Yea - I'd just add a bunch of columns. Doesn't seem like that big of a deal.
On Wed, Jul 15, 2015 at 10:53 AM, RJ Nowling rnowl...@gmail.com wrote:
I'm considering a few approaches -- one of which is to provide new
functions like mapLeft, mapRight, filterLeft, etc.
But this all falls shorts with DataFrames. RDDs can easily be extended
from RDD[T] to RDD[Record[T]]. I guess with DataFrames, I could add
special columns?
On Wed, Jul 15, 2015 at 12:36 PM, Reynold Xin r...@databricks.com wrote:
How about just using two fields, one boolean field to mark good/bad, and
another to get the source file?
On Wed, Jul 15, 2015 at 10:31 AM, RJ Nowling rnowl...@gmail.com wrote:
Hi all,
I'm working on an ETL task with Spark. As part of this work, I'd like
to mark records with some info such as:
1. Whether the record is good or bad (e.g, Either)
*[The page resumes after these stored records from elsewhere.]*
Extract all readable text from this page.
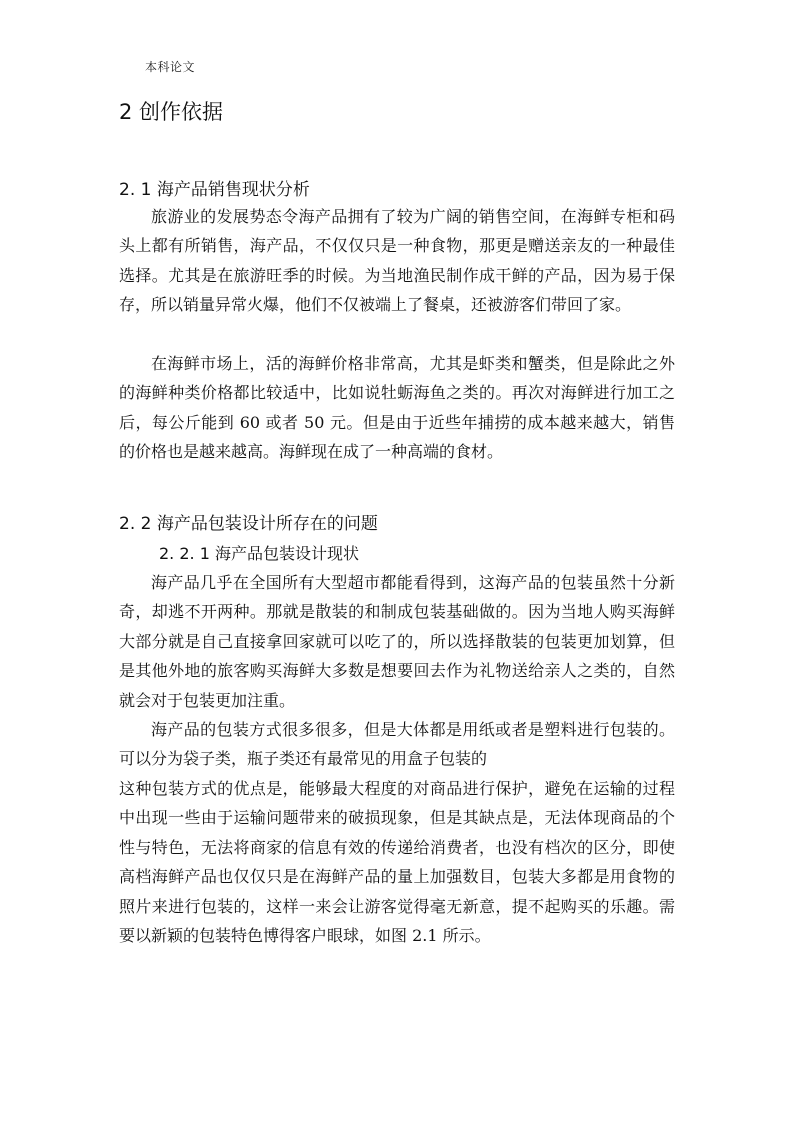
本科论文
2 创作依据
2. 1 海产品销售现状分析

旅游业的发展势态令海产品拥有了较为广阔的销售空间，在海鲜专柜和码头上都有所销售，海产品，不仅仅只是一种食物，那更是赠送亲友的一种最佳选择。尤其是在旅游旺季的时候。为当地渔民制作成干鲜的产品，因为易于保存，所以销量异常火爆，他们不仅被端上了餐桌，还被游客们带回了家。

在海鲜市场上，活的海鲜价格非常高，尤其是虾类和蟹类，但是除此之外的海鲜种类价格都比较适中，比如说牡蛎海鱼之类的。再次对海鲜进行加工之后，每公斤能到 60 或者 50 元。但是由于近些年捕捞的成本越来越大，销售的价格也是越来越高。海鲜现在成了一种高端的食材。

2. 2 海产品包装设计所存在的问题
2. 2. 1 海产品包装设计现状

海产品几乎在全国所有大型超市都能看得到，这海产品的包装虽然十分新奇，却逃不开两种。那就是散装的和制成包装基础做的。因为当地人购买海鲜大部分就是自己直接拿回家就可以吃了的，所以选择散装的包装更加划算，但是其他外地的旅客购买海鲜大多数是想要回去作为礼物送给亲人之类的，自然就会对于包装更加注重。

海产品的包装方式很多很多，但是大体都是用纸或者是塑料进行包装的。可以分为袋子类，瓶子类还有最常见的用盒子包装的

这种包装方式的优点是，能够最大程度的对商品进行保护，避免在运输的过程中出现一些由于运输问题带来的破损现象，但是其缺点是，无法体现商品的个性与特色，无法将商家的信息有效的传递给消费者，也没有档次的区分，即使高档海鲜产品也仅仅只是在海鲜产品的量上加强数目，包装大多都是用食物的照片来进行包装的，这样一来会让游客觉得毫无新意，提不起购买的乐趣。需要以新颖的包装特色博得客户眼球，如图 2.1 所示。
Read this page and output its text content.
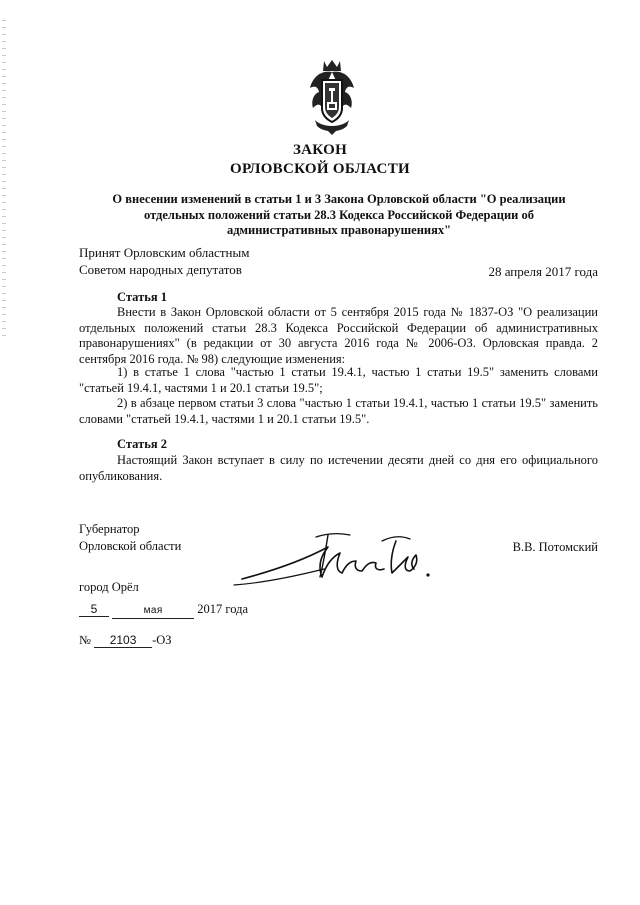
ЗАКОН
ОРЛОВСКОЙ ОБЛАСТИ
О внесении изменений в статьи 1 и 3 Закона Орловской области "О реализации отдельных положений статьи 28.3 Кодекса Российской Федерации об административных правонарушениях"
Принят Орловским областным
Советом народных депутатов	28 апреля 2017 года
Статья 1

Внести в Закон Орловской области от 5 сентября 2015 года № 1837-ОЗ "О реализации отдельных положений статьи 28.3 Кодекса Российской Федерации об административных правонарушениях" (в редакции от 30 августа 2016 года № 2006-ОЗ. Орловская правда. 2 сентября 2016 года. № 98) следующие изменения:

1) в статье 1 слова "частью 1 статьи 19.4.1, частью 1 статьи 19.5" заменить словами "статьей 19.4.1, частями 1 и 20.1 статьи 19.5";

2) в абзаце первом статьи 3 слова "частью 1 статьи 19.4.1, частью 1 статьи 19.5" заменить словами "статьей 19.4.1, частями 1 и 20.1 статьи 19.5".

Статья 2

Настоящий Закон вступает в силу по истечении десяти дней со дня его официального опубликования.

Губернатор
Орловской области	В.В. Потомский
город Орёл
5	мая	2017 года
№ 2103 -ОЗ
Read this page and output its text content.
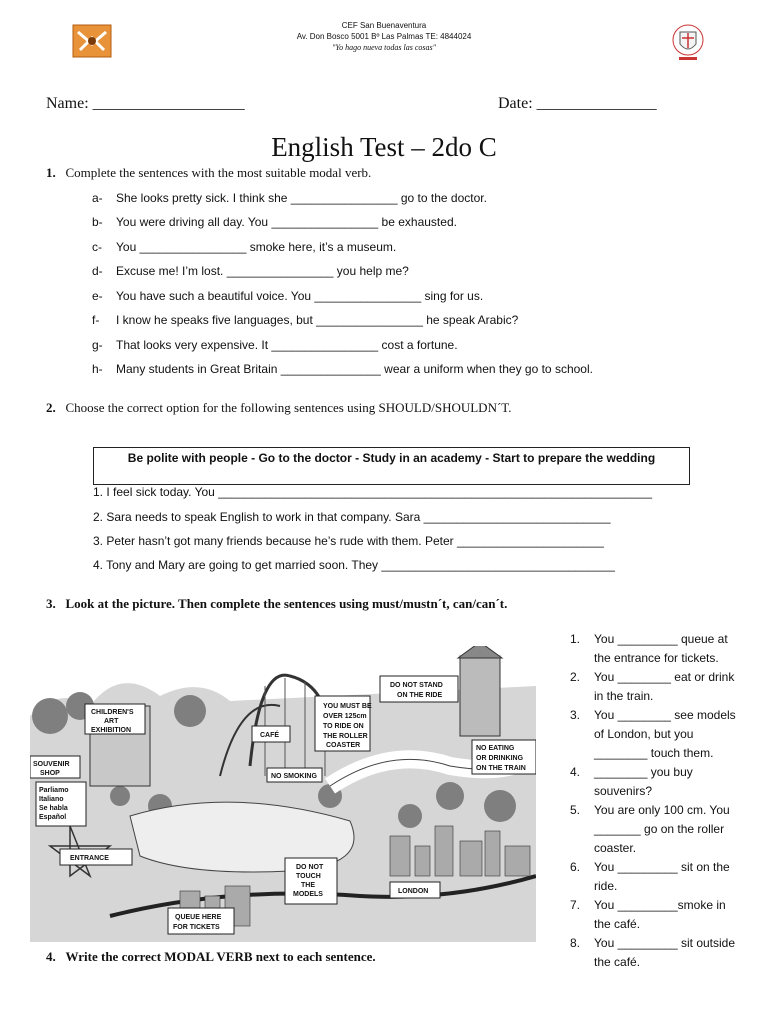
CEF San Buenaventura
Av. Don Bosco 5001 Bº Las Palmas TE: 4844024
"Yo hago nueva todas las cosas"
Name: ___________________	Date: _______________
English Test – 2do C
1. Complete the sentences with the most suitable modal verb.
a- She looks pretty sick. I think she ________________ go to the doctor.
b- You were driving all day. You ________________ be exhausted.
c- You ________________ smoke here, it’s a museum.
d- Excuse me! I’m lost. ________________ you help me?
e- You have such a beautiful voice. You ________________ sing for us.
f- I know he speaks five languages, but ________________ he speak Arabic?
g- That looks very expensive. It ________________ cost a fortune.
h- Many students in Great Britain _______________ wear a uniform when they go to school.
2. Choose the correct option for the following sentences using SHOULD/SHOULDN´T.
Be polite with people - Go to the doctor - Study in an academy - Start to prepare the wedding
1. I feel sick today. You _________________________________________________________________
2. Sara needs to speak English to work in that company. Sara ____________________________
3. Peter hasn’t got many friends because he’s rude with them. Peter ______________________
4. Tony and Mary are going to get married soon. They ___________________________________
3. Look at the picture. Then complete the sentences using must/mustn´t, can/can´t.
DO NOT STAND
ON THE RIDE
YOU MUST BE
OVER 125cm
TO RIDE ON
THE ROLLER
COASTER
CAFÉ
NO SMOKING
NO EATING
OR DRINKING
ON THE TRAIN
SOUVENIR
SHOP
Parliamo
Italiano
Se habla
Español
CHILDREN'S
ART
EXHIBITION
ENTRANCE
DO NOT
TOUCH
THE
MODELS	LONDON
QUEUE HERE
FOR TICKETS
1.	You _________ queue at the entrance for tickets.
2.	You ________ eat or drink in the train.
3.	You ________ see models of London, but you ________ touch them.
4.	________ you buy souvenirs?
5.	You are only 100 cm. You _______ go on the roller coaster.
6.	You _________ sit on the ride.
7.	You _________smoke in the café.
8.	You _________ sit outside the café.
4. Write the correct MODAL VERB next to each sentence.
2. Originating file and lines
Part of my motivation is to prevent errors with individual records from
stopping the entire pipeline. I'd also like to filter out and log bad
records at various stages.
I could use RDD[Either[T]] for everything but that won't work for
DataFrames. I was wondering if anyone has had a similar situation and if
they found elegant ways to handle this?
Thanks,
RJ